If you want to begin to see what this could look like for extended digital specimens, explore the EIDR registry. Search for the title of your favourite film. Or for something a little more interesting, have a look at the filmography of Hollywood director, John Ford and see how for any of his films the EIDR registry can reveal much that is databased about them, including where you can watch, such as Amazon, Netflix, etc.
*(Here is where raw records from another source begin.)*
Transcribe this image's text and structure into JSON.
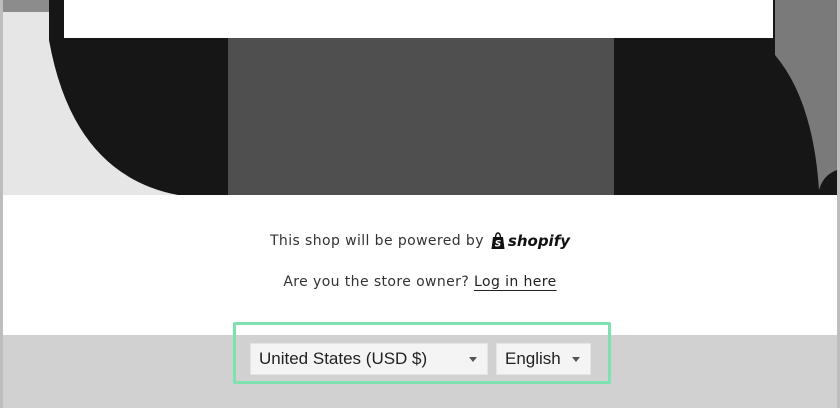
{
  "footer_text": {
    "powered_prefix": "This shop will be powered by",
    "shopify_brand": "shopify",
    "owner_question": "Are you the store owner?",
    "login_link": "Log in here"
  },
  "selectors": {
    "country": {
      "value": "United States (USD $)",
      "icon": "chevron-down-icon"
    },
    "language": {
      "value": "English",
      "icon": "chevron-down-icon"
    }
  },
  "colors": {
    "highlight_border": "#7fe0b0",
    "footer_bar": "#d1d1d1",
    "hero_dark": "#161616",
    "hero_mid": "#4f4f4f"
  }
}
Most of what EIDR enables is exclusive to the workings of the film/TV production and distribution industry so we can’t see it. But we do see the benefit as consumers. EIDR helps the sector supply chain to function more effectively in a world that is now entirely digital and no longer reliant on celluloid - although, of course there are still many thousands of celluloid masters locked away in film vaults. EIDR supports accurate rights tracking and reporting down to the level of clips and composites across multiple languages/geographies, universal search and discovery, and detailed consumption metrics. It helps to ensure audiences see the correct language version in their local cinema or on their mobile phone, and that the right people get paid the correct amounts for their work. It’s easy to see parallels based on a similar registry for digital specimens in the natural science collections sector. Whilst we don’t broadcast specimens, we do carry out integrated analyses and synthesis based on the data they contain.
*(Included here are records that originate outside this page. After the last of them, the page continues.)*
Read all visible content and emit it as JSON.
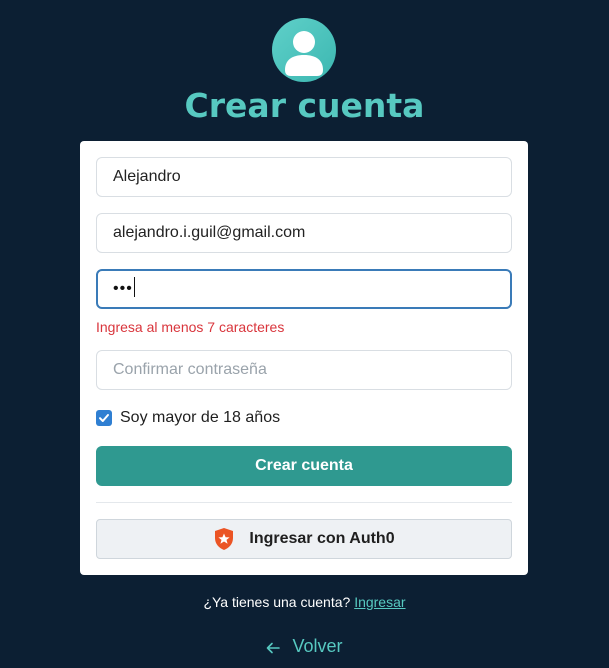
{
  "header": {
    "title": "Crear cuenta",
    "avatar_icon": "user-avatar-icon"
  },
  "form": {
    "name": {
      "value": "Alejandro"
    },
    "email": {
      "value": "alejandro.i.guil@gmail.com"
    },
    "password": {
      "value_masked": "•••",
      "focused": true
    },
    "password_error": "Ingresa al menos 7 caracteres",
    "confirm_password": {
      "value": "",
      "placeholder": "Confirmar contraseña"
    },
    "age_checkbox": {
      "label": "Soy mayor de 18 años",
      "checked": true
    },
    "submit_label": "Crear cuenta",
    "auth0_label": "Ingresar con Auth0"
  },
  "footer": {
    "signin_text": "¿Ya tienes una cuenta?",
    "signin_link": "Ingresar",
    "back_label": "Volver"
  },
  "colors": {
    "background": "#0c1f33",
    "accent": "#57c9c1",
    "primary_button": "#2f9990",
    "error": "#d9353c",
    "checkbox": "#2f7fd2",
    "auth0_brand": "#eb5424"
  }
}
But as @abentley says, it needs everyone to play the same game. The rules and mechanics must be as simple as possible so players can engage easily and cheaply, building up their responsibility over time as it becomes apparent how their ROI increases.

A transactional method of publication, which the openDS concept represents can achieve this. Open Digital Specimens are mutable objects to which operations (transactions) can be applied. Some of those operations attach things to the DS, like annotations while others can modify/improve the object content itself or make links between the DS and other DSs or to third-party data, such as sequence data or trait data. As the number of openDS increases, services that assist linking and exploit it increase in value to the community as a whole.

Whether a blockchain approach is appropriate or helpful depends on multiple design factors. The most important ones are governance model and storage/implementation model. What is needed to govern and implement a ‘cloud of digital specimens’? We should think about and discuss these first, probably in the Making FAIR data for specimens accessible topic.